LE gros sommet annuel sur le climat s’est officiellement terminé dans la nuit du samedi 19 au dimanche 20 novembre à Charm el-Cheikh en Égypte. Si t’as rien suivi, on te récap les infos à retenir de ces 2 semaines de négos 🤟
La déclaration finale
Les avancées
- La déclaration finale mentionne (et c’est une première) les énergies renouvelables dans la catégorie des énergies à basse émission (alors qu’avant en général ça renvoyait surtout au nucléaire). Une reconnaissance de leur potentiel ?
- Elle réaffirme aussi l’objectif de maintenir le réchauffement climatique à +1,5°C fixé par l’Accord de Paris. Et c’est une victoire, car il y avait de sérieux doutes sur le fait que cet objectif soit encore possible à atteindre…
Les mauvaises nouvelles
- Maintenir l’objectif de 1,5°C c’est bien, mais faut se donner les moyens de l’atteindre. Or l’humanité se dirige plutôt vers un réchauffement de +2,5°C pour le moment… Et le texte final de la COP27 ne met aucun coup de pression aux pays pour qu’ils prennent des mesures plus ambitieuses pour réduire leurs émissions de gaz à effet de serre.

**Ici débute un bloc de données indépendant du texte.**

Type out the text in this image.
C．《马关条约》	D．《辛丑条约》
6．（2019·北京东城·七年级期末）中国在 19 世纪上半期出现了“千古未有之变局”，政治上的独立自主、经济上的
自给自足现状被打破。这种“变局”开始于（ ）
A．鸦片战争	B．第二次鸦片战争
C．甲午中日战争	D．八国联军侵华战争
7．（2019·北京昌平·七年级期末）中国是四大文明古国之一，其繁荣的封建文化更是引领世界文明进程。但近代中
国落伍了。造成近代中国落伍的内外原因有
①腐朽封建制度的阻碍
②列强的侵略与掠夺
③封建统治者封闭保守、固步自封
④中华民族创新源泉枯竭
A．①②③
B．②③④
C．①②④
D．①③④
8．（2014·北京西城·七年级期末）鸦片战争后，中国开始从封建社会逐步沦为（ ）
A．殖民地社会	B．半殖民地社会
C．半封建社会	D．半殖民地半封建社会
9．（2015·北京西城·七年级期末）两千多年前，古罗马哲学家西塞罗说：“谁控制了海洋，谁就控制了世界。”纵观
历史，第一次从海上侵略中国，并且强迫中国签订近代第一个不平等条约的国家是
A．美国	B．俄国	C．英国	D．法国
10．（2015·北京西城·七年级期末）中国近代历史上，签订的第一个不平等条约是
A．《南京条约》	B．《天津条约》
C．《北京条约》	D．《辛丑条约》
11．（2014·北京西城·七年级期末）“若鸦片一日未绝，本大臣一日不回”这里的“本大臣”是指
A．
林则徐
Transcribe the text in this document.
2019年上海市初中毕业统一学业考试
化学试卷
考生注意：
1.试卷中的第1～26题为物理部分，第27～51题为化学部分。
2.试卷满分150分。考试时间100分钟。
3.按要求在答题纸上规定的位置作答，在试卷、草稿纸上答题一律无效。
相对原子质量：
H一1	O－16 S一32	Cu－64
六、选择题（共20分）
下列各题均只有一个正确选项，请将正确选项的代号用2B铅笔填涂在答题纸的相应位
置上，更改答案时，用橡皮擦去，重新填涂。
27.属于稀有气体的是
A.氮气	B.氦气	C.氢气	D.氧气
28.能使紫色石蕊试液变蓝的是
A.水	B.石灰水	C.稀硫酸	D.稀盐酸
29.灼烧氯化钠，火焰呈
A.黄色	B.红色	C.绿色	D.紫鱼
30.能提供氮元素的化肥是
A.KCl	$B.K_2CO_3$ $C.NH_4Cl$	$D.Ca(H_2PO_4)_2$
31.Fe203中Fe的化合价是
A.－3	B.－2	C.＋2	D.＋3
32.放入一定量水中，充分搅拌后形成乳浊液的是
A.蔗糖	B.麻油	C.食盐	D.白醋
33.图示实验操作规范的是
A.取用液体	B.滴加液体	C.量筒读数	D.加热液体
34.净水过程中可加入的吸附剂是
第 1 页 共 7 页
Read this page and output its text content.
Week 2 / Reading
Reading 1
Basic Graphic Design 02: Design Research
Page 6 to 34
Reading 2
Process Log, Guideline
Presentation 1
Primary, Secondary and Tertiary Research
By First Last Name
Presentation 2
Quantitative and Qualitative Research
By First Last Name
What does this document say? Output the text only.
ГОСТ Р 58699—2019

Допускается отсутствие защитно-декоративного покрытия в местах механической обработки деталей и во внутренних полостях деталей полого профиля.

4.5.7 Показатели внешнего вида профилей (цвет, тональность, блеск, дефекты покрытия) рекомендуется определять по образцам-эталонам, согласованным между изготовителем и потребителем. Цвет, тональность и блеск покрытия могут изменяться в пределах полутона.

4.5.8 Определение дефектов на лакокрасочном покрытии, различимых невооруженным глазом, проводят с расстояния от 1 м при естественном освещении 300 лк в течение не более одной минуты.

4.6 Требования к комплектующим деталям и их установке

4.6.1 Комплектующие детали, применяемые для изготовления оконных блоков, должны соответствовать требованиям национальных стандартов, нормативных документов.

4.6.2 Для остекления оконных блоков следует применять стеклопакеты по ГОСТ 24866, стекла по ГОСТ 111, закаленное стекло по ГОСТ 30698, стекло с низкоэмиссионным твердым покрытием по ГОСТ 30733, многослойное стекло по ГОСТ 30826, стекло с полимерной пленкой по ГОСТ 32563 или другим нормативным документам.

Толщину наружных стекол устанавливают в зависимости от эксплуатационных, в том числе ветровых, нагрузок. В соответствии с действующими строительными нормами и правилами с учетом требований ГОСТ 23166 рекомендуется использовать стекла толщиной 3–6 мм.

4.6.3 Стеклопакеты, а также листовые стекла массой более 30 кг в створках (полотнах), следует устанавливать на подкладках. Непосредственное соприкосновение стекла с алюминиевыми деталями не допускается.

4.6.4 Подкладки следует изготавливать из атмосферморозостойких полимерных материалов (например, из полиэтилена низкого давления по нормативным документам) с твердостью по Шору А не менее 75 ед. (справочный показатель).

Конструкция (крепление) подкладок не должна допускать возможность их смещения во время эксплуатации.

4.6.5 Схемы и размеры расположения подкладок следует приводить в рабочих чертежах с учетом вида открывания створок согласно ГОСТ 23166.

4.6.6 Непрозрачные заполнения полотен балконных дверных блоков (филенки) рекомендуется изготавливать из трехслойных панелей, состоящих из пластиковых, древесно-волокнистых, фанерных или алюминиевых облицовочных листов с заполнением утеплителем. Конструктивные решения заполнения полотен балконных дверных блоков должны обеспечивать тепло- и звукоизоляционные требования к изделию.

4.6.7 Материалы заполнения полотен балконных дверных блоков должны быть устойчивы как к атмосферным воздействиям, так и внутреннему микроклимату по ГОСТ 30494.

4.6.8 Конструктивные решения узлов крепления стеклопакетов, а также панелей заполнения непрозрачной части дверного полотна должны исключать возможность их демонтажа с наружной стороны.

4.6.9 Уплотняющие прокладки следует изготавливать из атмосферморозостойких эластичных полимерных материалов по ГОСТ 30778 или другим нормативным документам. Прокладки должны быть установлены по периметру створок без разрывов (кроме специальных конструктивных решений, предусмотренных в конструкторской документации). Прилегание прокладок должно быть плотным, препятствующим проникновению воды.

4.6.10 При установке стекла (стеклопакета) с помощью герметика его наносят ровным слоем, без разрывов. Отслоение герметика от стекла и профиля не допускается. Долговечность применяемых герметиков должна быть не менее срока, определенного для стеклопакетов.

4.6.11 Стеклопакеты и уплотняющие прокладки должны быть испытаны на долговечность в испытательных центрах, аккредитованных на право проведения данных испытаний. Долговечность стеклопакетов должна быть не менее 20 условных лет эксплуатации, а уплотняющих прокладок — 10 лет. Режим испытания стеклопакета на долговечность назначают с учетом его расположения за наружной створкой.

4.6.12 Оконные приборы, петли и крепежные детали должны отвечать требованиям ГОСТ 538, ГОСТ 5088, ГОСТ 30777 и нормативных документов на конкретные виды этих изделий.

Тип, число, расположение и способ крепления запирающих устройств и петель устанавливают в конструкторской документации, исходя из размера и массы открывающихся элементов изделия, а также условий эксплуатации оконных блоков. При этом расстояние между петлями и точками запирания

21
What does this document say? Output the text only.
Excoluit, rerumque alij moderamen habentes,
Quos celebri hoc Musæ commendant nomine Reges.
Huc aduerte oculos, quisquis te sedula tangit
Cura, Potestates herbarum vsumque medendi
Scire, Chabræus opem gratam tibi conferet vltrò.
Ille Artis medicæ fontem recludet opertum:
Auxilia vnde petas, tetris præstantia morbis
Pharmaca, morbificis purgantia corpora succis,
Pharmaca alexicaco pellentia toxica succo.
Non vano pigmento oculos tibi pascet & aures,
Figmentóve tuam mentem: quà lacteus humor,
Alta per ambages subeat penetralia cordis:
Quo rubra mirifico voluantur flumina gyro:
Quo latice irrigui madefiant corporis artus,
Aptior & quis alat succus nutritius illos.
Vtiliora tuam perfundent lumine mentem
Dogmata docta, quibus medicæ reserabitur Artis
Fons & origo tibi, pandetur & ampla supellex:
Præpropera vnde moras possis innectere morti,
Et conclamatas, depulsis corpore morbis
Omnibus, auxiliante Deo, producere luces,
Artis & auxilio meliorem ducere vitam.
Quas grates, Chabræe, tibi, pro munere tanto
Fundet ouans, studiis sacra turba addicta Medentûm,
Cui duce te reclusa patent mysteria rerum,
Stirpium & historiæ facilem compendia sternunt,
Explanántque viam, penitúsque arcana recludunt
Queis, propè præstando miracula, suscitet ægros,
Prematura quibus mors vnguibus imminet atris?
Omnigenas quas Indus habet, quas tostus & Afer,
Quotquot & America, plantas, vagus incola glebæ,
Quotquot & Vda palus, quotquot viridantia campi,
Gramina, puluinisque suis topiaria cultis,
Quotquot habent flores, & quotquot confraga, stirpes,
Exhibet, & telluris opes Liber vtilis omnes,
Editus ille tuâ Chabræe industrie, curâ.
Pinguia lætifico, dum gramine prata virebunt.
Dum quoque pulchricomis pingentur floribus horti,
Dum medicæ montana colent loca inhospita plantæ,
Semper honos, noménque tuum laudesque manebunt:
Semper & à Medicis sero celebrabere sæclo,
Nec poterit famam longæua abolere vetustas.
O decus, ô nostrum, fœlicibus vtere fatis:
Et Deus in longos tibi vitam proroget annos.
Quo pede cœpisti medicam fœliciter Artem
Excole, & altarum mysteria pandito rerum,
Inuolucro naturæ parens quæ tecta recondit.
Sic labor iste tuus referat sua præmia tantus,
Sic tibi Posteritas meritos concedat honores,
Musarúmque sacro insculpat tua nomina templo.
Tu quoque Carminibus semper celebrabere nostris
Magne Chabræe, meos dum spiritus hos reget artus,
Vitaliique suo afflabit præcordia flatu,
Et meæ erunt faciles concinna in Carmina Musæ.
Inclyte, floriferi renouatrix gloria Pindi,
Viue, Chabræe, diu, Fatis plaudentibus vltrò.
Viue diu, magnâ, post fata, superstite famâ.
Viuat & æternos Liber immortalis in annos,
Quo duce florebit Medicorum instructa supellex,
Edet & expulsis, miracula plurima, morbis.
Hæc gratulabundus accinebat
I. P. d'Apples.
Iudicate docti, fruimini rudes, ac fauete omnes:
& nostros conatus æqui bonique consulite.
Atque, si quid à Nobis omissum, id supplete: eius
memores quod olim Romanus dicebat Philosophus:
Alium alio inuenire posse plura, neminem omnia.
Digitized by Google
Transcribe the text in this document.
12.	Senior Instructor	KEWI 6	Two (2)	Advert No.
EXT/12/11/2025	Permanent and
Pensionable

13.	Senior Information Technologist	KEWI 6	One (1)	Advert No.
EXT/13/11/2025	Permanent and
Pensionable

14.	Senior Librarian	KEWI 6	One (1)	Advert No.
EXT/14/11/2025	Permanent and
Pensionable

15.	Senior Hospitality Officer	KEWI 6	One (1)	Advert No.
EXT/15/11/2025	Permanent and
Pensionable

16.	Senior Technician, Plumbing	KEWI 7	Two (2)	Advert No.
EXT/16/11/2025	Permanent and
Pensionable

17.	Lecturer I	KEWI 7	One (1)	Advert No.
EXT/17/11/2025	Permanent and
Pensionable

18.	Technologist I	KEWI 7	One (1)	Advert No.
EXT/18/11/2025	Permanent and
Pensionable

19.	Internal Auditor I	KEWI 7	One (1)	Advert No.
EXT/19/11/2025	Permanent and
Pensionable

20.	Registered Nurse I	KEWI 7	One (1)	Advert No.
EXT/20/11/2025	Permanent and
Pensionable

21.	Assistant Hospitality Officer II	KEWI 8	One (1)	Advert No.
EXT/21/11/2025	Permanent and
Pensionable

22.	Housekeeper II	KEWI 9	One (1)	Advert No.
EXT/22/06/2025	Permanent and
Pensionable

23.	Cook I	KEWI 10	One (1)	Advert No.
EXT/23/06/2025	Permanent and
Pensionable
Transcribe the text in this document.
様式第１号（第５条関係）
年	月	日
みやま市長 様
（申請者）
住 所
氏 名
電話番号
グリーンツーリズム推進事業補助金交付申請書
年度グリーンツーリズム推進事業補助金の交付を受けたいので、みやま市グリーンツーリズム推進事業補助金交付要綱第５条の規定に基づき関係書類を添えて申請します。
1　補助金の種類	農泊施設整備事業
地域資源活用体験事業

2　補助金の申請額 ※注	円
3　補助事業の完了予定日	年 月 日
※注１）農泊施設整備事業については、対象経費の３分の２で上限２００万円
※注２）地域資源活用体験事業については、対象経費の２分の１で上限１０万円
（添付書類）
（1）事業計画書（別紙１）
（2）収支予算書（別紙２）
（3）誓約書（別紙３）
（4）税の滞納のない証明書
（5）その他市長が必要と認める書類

- La déclaration appelle à « accélérer les efforts vers la réduction progressive de l'utilisation du charbon sans capture (de CO2) et la suppression des subventions inefficaces aux combustibles fossiles ». Si le charbon est bien inclus dans ce point, il n’y a écrit nulle part qu’il faut aussi réduire l’usage (et pas seulement les subventions) du pétrole et du gaz (deux énergies fossiles très polluantes) 🤔
Les financements
L’argent, c’est le nerf de la guerre, et il en faut notamment pour mettre en œuvre 3 stratégies :
- Atténuer le changement climatique
- S’adapter au changement climatique
- Faire face aux dégâts que celui-ci causera quand même dans tous les cas → C’était un des sujets centraux et très (très) (très très) tendu pendant cette COP27, parce que ce sont les pays du Sud qui souffrent le plus de ces conséquences, alors même qu’ils sont les moins responsables du changement climatique. Donc ils demandent aux pays du Nord de payer… mais jusque là ces derniers étaient pas hyper chauds 😬
Les avancées
- La création d’un fond dédié aux pertes et dommages a été validée, et c’est « historique » selon beaucoup de participant·es : il devra trouver et distribuer des ressources financières supplémentaires par rapport à ce qui existe déjà en matière de financement climat, pour faire face aux impacts « économiques et non-économiques » du changement climatique dans les pays en développement. RDV l’année prochaine à la COP28 de Dubaï pour définir précisément comment il fonctionnera → un comité de transition a été créé pour plancher là-dessus d’ici là.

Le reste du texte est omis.